The soldier that was watching her called out from a distance behind her, the ever familiar <Walk!> that was a threat and an order at the same time.
Sick with fear, Hana looked around, searching for something that could tell her where to go, how to move.
You need to look at the numbers under the tiles and try to logic out where the mines are, so you can figure out where they aren’t.
In that moment, she knew she wasn’t going to die right away. She couldn’t walk any further, it was physically impossible, as though her feet were as rooted to the ground as the trees were.
Physically impossible because she’s paralyzed by fear, or because her power is restricting her?
They would make her watch as they tortured one of the other children to death. Then they would start on the next, maybe Hana herself, until they had another child willing to act as decoy and clear the traps from their way in the simplest, most dangerous manner possible.
Gotta say, if the power physically prevents her from taking a course of action that leads to her death, that’s a pretty bad position for anyone who would be inclined to sacrifice themself for someone else.

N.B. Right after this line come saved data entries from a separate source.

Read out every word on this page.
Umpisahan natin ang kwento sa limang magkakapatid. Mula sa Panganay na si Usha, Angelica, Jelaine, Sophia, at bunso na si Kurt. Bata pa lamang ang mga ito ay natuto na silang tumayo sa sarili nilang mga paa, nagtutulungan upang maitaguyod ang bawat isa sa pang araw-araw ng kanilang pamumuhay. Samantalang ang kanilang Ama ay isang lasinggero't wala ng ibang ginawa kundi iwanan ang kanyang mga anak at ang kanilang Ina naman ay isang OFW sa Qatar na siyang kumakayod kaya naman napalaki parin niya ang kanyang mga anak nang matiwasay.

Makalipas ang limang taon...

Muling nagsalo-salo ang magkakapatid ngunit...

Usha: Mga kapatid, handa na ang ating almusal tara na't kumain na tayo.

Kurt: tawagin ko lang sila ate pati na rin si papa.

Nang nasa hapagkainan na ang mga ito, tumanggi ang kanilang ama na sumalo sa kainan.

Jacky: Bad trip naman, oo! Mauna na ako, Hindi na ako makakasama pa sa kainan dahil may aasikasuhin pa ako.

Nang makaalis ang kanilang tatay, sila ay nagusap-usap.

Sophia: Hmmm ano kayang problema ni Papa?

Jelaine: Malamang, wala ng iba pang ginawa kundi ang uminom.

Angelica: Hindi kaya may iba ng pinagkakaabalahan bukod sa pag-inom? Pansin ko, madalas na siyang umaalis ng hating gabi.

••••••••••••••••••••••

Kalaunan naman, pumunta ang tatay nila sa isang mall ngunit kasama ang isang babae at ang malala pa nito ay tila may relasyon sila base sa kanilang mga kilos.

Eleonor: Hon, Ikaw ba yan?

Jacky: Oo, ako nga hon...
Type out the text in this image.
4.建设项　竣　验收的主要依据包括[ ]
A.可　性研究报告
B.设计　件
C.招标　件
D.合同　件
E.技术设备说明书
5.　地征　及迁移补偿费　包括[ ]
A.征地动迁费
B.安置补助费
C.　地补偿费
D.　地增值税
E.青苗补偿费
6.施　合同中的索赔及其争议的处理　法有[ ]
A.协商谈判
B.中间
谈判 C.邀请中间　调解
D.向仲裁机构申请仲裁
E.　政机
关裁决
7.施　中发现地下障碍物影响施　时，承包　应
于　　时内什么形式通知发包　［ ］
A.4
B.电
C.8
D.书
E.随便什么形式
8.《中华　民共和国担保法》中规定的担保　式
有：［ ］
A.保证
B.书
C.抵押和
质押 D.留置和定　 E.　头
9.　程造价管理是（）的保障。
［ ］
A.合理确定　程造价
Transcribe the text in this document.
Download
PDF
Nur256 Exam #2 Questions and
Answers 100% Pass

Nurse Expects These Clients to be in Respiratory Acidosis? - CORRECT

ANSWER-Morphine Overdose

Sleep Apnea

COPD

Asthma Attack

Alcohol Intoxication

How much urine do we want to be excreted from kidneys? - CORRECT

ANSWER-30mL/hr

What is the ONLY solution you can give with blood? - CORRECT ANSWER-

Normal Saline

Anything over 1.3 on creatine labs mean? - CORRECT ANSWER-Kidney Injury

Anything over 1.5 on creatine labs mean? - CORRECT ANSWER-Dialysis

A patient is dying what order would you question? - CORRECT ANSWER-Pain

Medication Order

I mean, it’s one thing to prevent the user of the power from doing something dumb, but I feel like it shouldn’t restrict their choice entirely in that kind of situation.
<Wal-
She saw something vast.
It wasn’t big in the sense that the trees or even the mountains were big. It was big in the way that transcended what she could even see or feel.
Hm.
So, uh. Are we getting a preview for what Endbringers are like here?
It was like seeing something bigger than the whole wide planet, except more – this thing that was too large to comprehend to start with, it extended.
I mean this certainly does sound rather Lovecraftian. Or Labyrinth-ian, but I don’t see any reason for her to be here.
She didn’t have a better word to describe what she was perceiving. It was as though there were mirror images of it, but each image existed in the same place, some moving differently, and sometimes, very rarely, one image came in contact with with something that the others didn’t.
I’d ask if the others were seeing this too, but given the cut-off “wal–”, I have a feeling they do.
Anyway, I have to give it to Wildbow: This is a pretty good description for something incomprehensible.
Each of the images was as real and concrete as the others. And this made it big in a way that she couldn’t describe if she were a hundred year old scholar or philosopher with access to the best libraries in the world.
It kind of sounds like it’s bigger than the planet, and you can tell it is by looking at it, but it doesn’t look bigger than the planet because all of that bigness is in the same space. Which does not quite mean it’s compact and therefore smaller.